Colorado schools have a new superintendent of the year

A man dances with children in a classroom.
Courtesy Adams 12 Five Star School District
Superintendent Chris Gdowski learns with children on the first day school at Eagleview Elementary in Thornton.

Chris Gdowski, superintendent of Adams 12 Five Star Schools north of Denver, has been named the 2026 Colorado Superintendent of the Year by two state groups for education leaders.

Gdowski has led the district of 35,000 students across 56 schools for 16 years, raising graduation rates in a diverse district, boosting career and technical offerings, and being an outspoken advocate for a more equitable school funding system. 

“Chris embodies through and through what it means to be a servant leader,” said Keith Owen, selection committee member and Superintendent of the Fountain-Fort Carson School District. “Not only is he passionate about serving students in his own district, but he is also a strong advocate for Colorado public education at the state level. Chris is generous in sharing his own expertise and knowledge with other superintendents.”

Sustained academic improvement

The Adams 12 district has a lot of economic diversity and a significant number of multilingual learners. Under Gdowski’s leadership, the district’s four-year graduation rate for Hispanic students rose from 50.8 percent in 2010 to 76.8 percent in 2023, narrowing the gap with white students while raising overall graduation rates.

“I can still recall getting this job in October of 2009, and that my very first principal meeting, just sharing the data up on the screen about where our Hispanic graduate rate was, and I think people were unaware — and they were horrified that it was almost a coin flip about whether a Hispanic student in our system would graduate in four years,” he said in an interview.

Gdowski said that early awareness spurred a conviction to do better, and investments and support for multilingual learners. He points to a program at Horizon High School, which provides mentorship, personalized teacher contact, and programming targeted at students who struggle in large comprehensive high schools.

Two alternative programs — Vantage Point High School and Pathways Future Center School — have high numbers of Hispanic students. When Gdowski started, Vantage Point’s graduation rate was just 12 percent. It’s now 65 percent. 

Under Gdowski’s leadership, the district has made significant investments in facilities and programs through 2016 and 2018 voter-approved measures. These have expanded career and technical education, such as firefighting, EMT and culinary arts, and dramatically increased student industry certifications each year.

He said those programs are essential to keeping students engaged in school.

“The correlation between our students who take a CTE course and complete it, and high school graduation is very high — it’s about a 97 percent correlation,” he said.

Leadership rooted in community

Gdowski’s connection to Adams 12 runs deep. He attended Leroy Elementary, Northglenn Junior High, and Thornton High School, graduating in 1985. 

“When I watched that video and then I watched the current principal … talking about my connection to school, I started to cry. It was just very touching to me to see that.”

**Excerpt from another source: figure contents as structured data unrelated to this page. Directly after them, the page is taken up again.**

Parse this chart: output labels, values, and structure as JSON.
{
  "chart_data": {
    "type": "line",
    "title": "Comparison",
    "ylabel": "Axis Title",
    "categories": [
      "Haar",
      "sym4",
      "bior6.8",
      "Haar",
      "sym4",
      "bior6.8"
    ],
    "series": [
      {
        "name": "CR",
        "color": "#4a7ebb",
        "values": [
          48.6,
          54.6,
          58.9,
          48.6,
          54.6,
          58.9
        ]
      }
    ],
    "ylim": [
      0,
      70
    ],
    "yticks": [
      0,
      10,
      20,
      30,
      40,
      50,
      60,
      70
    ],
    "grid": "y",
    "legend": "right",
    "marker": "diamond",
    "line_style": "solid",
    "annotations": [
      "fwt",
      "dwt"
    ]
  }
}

He said returning to his old classrooms reminded him why he’s stayed in Adams 12 despite offers from other districts.

“It’s a special place where you can really change opportunities for students and trajectories of lives in really powerful ways. It certainly did that for me. It did for my neighbors and friends growing up … that's really the joy of the work now.”

Championing fair funding

Gdowski has been an outspoken advocate for boosting state dollars for schools and fixing Colorado’s school funding inequities.

“I’ve believed for a very long time … that we have a badly broken system of school finance,” he said.

He challenged the idea that Colorado has achieved “full funding” for public education since the elimination of the budget stabilization factor last year, money withheld annually from schools by state lawmakers. Adequacy studies submitted to the legislature show Colorado schools need another $3.5 billion to $4.1 billion to be adequately funded.

Gdowski said he plans to use the Superintendent of the Year platform to continue pressing for reform.

“My style is not to be a grenade thrower or a flamethrower,” he said. “I feel really strongly that a lot of the narrative around what we’re doing around public funding … just are not aligned with the real story out there.”

He has also advocated for a fix to the growing inequities created by local taxes, where some districts get 40 to 50 percent extra funding and others get none. Districts with higher property values raise much more, resulting in wide disparities in programming and staffing.

“It just results in a lot of disparities in terms of (a) school district's ability to fill vacancies for key staffing positions, and the scope of programming that you can offer to students,” he said.

He expects more superintendents and school boards will become more vocal as enrollments start to decline more significantly across the state.

A collaborative leadership style

Despite his strong advocacy, Gdowski said he works hard to maintain constructive relationships with policymakers.

Gdowski’s advice for other superintendents? Letting others take on tasks and leadership in their areas.

“This work requires partnership,” he said. “The work is less stressful if you approach it through a partnership with your board of education … your teachers’ association … with parents and community members.”

Gdowski credits his team and the district’s collective effort for the recognition.

“I’m just so grateful that I’ve been able to pay it back to some degree in this role as superintendent for the outstanding education I had throughout my day as a student here,” he said.